John Gaff, also known as Goff, was born July 16, 1843 in Noble County, Indiana, the son of Pennsylvania natives Robert (b. 1793) and Mary (b. 1802).
Robert and Mary resided in Ohio for some years and were quite possibly living in Columbia, Meigs County, Ohio in 1840. Between 1838 and 1843 moved to Indiana. By 1850 John was attending school with his siblings and living with on the family farm in Washington, Noble County, Indiana. In 1860 he was with his family in Green, Noble County, Indiana.
John enlisted as a private on November 22, 1861, in Company G, 44th Indiana infantry, and was mustered in the same day. He was wounded in the neck on April 6, 1862, at Shiloh and sent to Cairo, Illinois and then to the general hospital in Mound City, Illinois. He allegedly deserted on October 7, 1862.
John returned to Indiana and was living in Green, Noble County, Indiana in June of 1863 when he registered for the draft (listing his former service in the 44th Indiana).
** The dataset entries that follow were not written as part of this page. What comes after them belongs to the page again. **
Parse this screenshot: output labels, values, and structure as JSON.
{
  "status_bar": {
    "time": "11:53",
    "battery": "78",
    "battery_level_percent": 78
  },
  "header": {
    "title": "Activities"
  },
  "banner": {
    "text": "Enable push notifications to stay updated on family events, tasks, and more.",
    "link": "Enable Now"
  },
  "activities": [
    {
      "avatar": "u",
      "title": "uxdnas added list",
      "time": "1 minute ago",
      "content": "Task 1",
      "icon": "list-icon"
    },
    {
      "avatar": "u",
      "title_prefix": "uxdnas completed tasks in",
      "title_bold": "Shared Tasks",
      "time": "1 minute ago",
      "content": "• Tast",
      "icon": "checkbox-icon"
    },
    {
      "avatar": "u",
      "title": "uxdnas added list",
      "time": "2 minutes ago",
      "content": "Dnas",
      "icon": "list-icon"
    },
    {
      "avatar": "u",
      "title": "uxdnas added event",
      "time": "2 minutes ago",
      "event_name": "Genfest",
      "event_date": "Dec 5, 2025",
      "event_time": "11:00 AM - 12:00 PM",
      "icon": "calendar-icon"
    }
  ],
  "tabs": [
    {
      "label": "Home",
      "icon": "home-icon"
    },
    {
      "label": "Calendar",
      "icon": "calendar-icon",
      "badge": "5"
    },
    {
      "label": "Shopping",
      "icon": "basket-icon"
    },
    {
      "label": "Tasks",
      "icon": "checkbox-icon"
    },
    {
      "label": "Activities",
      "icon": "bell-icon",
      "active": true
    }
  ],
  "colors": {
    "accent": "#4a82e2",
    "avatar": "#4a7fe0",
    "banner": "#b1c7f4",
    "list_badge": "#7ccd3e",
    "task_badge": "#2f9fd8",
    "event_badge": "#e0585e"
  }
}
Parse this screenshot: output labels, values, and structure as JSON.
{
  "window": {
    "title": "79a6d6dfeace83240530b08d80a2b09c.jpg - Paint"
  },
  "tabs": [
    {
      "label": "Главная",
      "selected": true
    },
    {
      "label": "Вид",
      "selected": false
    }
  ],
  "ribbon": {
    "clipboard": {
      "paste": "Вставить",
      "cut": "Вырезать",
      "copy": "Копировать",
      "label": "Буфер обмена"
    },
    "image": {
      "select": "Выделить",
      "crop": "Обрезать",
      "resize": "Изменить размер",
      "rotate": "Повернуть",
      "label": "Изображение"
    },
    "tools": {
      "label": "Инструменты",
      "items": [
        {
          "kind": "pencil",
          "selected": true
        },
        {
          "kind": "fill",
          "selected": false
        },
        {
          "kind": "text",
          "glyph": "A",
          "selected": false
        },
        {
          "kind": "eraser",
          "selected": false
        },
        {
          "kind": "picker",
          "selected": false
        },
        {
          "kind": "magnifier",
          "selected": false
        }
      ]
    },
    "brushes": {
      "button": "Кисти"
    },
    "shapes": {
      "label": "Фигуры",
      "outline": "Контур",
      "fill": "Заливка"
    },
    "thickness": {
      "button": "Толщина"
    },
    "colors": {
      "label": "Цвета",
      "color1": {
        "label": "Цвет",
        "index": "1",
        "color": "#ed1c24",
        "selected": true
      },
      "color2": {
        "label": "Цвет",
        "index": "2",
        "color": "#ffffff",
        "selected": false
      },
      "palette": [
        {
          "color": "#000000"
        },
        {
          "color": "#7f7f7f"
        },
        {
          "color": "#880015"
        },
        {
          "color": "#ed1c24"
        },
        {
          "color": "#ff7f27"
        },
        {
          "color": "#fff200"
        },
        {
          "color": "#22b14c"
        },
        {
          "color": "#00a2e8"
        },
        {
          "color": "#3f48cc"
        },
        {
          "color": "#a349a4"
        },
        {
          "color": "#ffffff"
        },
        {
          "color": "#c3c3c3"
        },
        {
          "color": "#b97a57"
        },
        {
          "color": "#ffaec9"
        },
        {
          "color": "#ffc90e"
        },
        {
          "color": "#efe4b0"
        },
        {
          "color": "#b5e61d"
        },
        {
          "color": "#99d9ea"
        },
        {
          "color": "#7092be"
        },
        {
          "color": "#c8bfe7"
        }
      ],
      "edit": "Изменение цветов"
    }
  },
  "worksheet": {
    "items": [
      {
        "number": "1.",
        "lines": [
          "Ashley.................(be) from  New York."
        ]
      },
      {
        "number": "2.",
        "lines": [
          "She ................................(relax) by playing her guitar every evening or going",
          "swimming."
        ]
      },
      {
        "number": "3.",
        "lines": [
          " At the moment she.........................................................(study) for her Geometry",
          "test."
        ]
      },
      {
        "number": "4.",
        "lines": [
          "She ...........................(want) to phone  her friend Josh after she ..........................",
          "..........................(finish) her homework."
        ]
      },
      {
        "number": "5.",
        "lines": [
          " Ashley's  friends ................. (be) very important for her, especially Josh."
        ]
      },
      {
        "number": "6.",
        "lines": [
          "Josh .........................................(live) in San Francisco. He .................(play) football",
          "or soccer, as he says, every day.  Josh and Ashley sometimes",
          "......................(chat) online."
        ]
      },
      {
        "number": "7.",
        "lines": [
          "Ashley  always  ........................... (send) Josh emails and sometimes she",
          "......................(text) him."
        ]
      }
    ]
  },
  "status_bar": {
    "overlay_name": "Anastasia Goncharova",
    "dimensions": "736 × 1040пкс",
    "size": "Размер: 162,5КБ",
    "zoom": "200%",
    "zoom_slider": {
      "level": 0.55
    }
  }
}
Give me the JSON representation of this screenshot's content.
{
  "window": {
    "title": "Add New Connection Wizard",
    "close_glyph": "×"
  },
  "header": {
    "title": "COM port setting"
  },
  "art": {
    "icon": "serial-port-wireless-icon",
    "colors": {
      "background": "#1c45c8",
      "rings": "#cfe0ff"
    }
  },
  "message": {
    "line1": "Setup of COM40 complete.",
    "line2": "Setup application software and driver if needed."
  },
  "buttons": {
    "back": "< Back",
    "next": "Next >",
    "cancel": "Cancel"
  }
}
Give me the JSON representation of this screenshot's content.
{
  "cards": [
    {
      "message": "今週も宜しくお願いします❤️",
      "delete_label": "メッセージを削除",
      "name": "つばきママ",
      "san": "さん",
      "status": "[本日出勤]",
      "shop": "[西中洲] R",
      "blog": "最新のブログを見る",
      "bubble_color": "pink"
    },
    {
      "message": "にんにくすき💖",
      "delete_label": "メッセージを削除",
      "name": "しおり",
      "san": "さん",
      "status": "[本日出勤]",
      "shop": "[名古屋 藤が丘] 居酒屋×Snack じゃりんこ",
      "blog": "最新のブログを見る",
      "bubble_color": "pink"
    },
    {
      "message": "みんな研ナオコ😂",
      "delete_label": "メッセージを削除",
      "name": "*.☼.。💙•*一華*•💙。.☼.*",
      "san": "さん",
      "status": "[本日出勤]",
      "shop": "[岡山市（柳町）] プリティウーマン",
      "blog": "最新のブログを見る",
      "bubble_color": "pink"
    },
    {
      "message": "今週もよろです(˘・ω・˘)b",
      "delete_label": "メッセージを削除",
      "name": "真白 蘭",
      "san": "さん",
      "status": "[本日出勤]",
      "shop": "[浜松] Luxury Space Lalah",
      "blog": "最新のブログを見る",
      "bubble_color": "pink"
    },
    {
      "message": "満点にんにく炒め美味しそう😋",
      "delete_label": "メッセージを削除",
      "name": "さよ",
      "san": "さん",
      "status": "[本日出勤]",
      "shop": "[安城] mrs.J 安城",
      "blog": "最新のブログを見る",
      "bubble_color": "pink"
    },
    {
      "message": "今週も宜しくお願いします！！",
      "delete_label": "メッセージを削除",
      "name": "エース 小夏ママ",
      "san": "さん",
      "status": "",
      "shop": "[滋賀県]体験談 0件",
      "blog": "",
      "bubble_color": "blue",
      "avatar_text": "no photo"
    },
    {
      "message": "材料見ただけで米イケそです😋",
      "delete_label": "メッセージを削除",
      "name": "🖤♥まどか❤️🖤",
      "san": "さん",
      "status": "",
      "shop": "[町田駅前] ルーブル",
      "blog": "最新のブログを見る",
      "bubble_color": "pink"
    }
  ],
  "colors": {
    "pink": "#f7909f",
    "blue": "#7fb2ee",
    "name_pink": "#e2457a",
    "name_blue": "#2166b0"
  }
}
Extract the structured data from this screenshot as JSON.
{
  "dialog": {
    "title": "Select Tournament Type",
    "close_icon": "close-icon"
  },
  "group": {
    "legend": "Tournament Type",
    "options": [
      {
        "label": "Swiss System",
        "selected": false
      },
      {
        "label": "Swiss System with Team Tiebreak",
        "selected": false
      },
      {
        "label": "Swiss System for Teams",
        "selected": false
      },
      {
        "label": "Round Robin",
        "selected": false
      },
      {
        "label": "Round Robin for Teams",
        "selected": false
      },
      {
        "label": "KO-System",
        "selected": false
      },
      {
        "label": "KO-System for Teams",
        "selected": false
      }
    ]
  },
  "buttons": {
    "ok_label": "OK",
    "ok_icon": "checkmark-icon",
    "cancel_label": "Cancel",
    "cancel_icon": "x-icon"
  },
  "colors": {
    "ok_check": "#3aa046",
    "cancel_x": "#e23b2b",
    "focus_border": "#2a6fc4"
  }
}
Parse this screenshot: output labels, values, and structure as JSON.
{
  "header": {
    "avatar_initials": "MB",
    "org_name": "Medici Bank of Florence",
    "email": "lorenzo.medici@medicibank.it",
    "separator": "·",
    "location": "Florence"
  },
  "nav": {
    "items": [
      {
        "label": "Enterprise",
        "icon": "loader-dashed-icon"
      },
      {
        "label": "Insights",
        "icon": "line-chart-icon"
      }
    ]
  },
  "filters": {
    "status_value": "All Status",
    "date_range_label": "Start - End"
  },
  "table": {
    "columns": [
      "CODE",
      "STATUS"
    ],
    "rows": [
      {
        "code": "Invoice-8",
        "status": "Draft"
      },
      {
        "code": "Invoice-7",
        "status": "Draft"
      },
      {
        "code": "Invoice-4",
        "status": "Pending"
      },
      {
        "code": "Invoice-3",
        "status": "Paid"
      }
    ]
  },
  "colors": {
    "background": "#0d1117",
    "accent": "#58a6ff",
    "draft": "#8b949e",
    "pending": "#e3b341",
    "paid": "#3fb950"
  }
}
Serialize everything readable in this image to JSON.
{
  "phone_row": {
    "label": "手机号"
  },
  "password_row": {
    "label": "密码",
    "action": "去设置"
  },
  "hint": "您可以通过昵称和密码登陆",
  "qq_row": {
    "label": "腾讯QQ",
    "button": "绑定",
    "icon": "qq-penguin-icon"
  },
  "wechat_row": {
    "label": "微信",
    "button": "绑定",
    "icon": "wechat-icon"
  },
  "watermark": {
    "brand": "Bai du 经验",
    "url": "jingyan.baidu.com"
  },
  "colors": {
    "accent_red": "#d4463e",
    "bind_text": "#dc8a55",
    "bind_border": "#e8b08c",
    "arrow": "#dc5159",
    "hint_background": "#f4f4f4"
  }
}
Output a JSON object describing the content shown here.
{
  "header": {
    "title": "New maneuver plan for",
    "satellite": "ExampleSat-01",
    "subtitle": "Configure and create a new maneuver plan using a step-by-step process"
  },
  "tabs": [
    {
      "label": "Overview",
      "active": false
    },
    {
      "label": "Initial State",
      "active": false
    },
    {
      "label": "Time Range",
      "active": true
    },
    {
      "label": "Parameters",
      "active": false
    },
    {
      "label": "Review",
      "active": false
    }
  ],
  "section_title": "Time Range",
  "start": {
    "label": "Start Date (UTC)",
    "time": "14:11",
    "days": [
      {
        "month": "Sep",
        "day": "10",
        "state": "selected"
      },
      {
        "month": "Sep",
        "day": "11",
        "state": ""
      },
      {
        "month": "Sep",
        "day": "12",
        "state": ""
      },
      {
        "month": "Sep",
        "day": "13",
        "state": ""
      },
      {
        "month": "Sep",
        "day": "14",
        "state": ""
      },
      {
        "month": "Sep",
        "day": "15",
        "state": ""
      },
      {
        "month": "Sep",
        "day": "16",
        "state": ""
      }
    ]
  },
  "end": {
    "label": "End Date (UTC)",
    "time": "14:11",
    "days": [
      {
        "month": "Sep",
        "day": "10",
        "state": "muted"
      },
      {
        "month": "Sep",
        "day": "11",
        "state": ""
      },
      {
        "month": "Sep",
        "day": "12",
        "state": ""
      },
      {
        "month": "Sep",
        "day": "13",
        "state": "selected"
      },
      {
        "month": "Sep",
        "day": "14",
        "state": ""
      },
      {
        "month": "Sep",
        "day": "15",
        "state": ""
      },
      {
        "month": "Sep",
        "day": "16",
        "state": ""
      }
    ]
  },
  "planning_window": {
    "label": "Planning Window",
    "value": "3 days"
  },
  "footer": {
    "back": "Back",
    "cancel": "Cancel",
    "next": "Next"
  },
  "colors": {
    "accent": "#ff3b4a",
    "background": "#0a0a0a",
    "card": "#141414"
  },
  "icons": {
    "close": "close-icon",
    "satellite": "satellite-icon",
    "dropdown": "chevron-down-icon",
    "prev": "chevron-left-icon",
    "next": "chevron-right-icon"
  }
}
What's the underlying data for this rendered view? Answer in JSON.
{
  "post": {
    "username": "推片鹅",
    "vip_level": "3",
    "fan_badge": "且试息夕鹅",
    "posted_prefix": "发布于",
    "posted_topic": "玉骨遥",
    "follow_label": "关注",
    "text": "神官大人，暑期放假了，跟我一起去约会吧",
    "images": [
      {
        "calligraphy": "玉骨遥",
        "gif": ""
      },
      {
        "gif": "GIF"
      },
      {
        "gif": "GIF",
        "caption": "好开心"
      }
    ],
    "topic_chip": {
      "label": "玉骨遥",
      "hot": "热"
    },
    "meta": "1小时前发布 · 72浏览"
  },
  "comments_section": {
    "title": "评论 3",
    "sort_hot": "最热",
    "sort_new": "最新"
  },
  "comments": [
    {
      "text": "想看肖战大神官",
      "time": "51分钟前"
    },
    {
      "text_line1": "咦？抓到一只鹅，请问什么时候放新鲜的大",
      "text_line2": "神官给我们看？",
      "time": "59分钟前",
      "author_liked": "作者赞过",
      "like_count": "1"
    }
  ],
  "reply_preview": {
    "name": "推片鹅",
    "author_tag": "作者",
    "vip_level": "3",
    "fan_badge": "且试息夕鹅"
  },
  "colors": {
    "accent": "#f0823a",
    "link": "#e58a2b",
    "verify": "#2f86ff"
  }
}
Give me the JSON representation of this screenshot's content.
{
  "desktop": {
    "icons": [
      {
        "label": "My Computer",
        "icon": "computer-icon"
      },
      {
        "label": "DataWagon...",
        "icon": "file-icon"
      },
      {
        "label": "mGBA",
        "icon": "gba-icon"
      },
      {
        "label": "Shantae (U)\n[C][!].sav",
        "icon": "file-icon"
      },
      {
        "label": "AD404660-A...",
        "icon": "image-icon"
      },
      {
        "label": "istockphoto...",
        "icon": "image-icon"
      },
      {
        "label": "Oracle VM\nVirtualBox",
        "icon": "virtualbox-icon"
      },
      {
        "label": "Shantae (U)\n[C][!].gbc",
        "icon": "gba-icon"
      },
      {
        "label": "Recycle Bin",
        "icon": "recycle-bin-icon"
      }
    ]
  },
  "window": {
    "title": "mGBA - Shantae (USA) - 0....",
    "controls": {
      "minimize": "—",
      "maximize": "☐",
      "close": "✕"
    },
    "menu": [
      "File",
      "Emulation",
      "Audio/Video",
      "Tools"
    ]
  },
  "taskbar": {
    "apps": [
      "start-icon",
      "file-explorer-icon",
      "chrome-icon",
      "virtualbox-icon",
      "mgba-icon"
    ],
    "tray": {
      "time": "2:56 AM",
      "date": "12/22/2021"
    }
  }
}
He was in Michigan when he enlisted in the 3rd Michigan infantry. He stood 5’10” with blue eyes, brown hair and a light complexion, and was a 20-year-old farm laborer possibly living in Maple Grove, Barry County when he enlisted in Company B on February 26, 1863, at Maple Grove for 3 years, and was mustered the same day at Detroit (he was possibly related to William Goff of Company A); he may in fact have been a substitute for one Porter M. Harvard or possibly Harwood, who had been drafted March 10, 1863, for 9 months from Maple Grove. John enlisted with another Noble County resident, John Winebrenner – although Winebrenner was put into Company D – and they both credited Maple Grove, Barry County.
John joined the Regiment on March 10 at Camp Pitcher, Virginia, was a provost guard in Division headquarters from September 21 through October of 1863, and was wounded slightly in the hand in early May of 1864. His friend John Winebrenner wrote home to his own mother on June 19 that John had in fact been wounded in the hand on May 1 at the Wilderness.
John was subsequently hospitalized and remained absent in the hospital when he was transferred to Company E, 5th Michigan Infantry upon consolidation of the 3rd and 5th Michigan Regiments on June 10, 1864, and was apparently admitted from the general hospital in Baltimore, Maryland to Camp Parole hospital at Annapolis, Maryland on June 21, 1864. (There is however no record of his being taken prisoner and subsequently paroled, so how and why he came to be at Camp Parole in Maryland remains a mystery.) He was quite possibly promoted to Sergeant. (In later years he claimed to have served in the 44th Independent Infantry.) In any case, John remained absent sick until he was mustered out on July 5, 1865, at Jeffersonville, Indiana.
It is not known if he returned to Michigan. He did return to his family home in Indiana.
John married to Sarah Aurena Wirick (1849-1909) on February 7, 1866, in Indiana, and they had at least nine children: Freling W. (1867-1945), Caroline (Mrs. Gappinger), Melissa (1867-1948), Winnie (b. 1870), Callie (b. 1871), Howard (1873-1945) and Arlo (b. 1877), Mentor (1882-1976, Mrs. Herron) and Victor (1888-1977).
By 1880 John “Gaff was working as a farmer and living with his wife and children in Green, Noble County, Indiana and he was in Green, Indiana in 1889. In 1902 John was living in Churubrusco, Indiana, when he testified in the pension application of Barnet Hopkins.
In 1880 John applied for and received a pension (no. 357881).
John died on November 6, 1917, in Churubusco, Whitney County, Indiana, and was buried in Christian Chapel Cemetery, Merriam, Noble County, Indiana.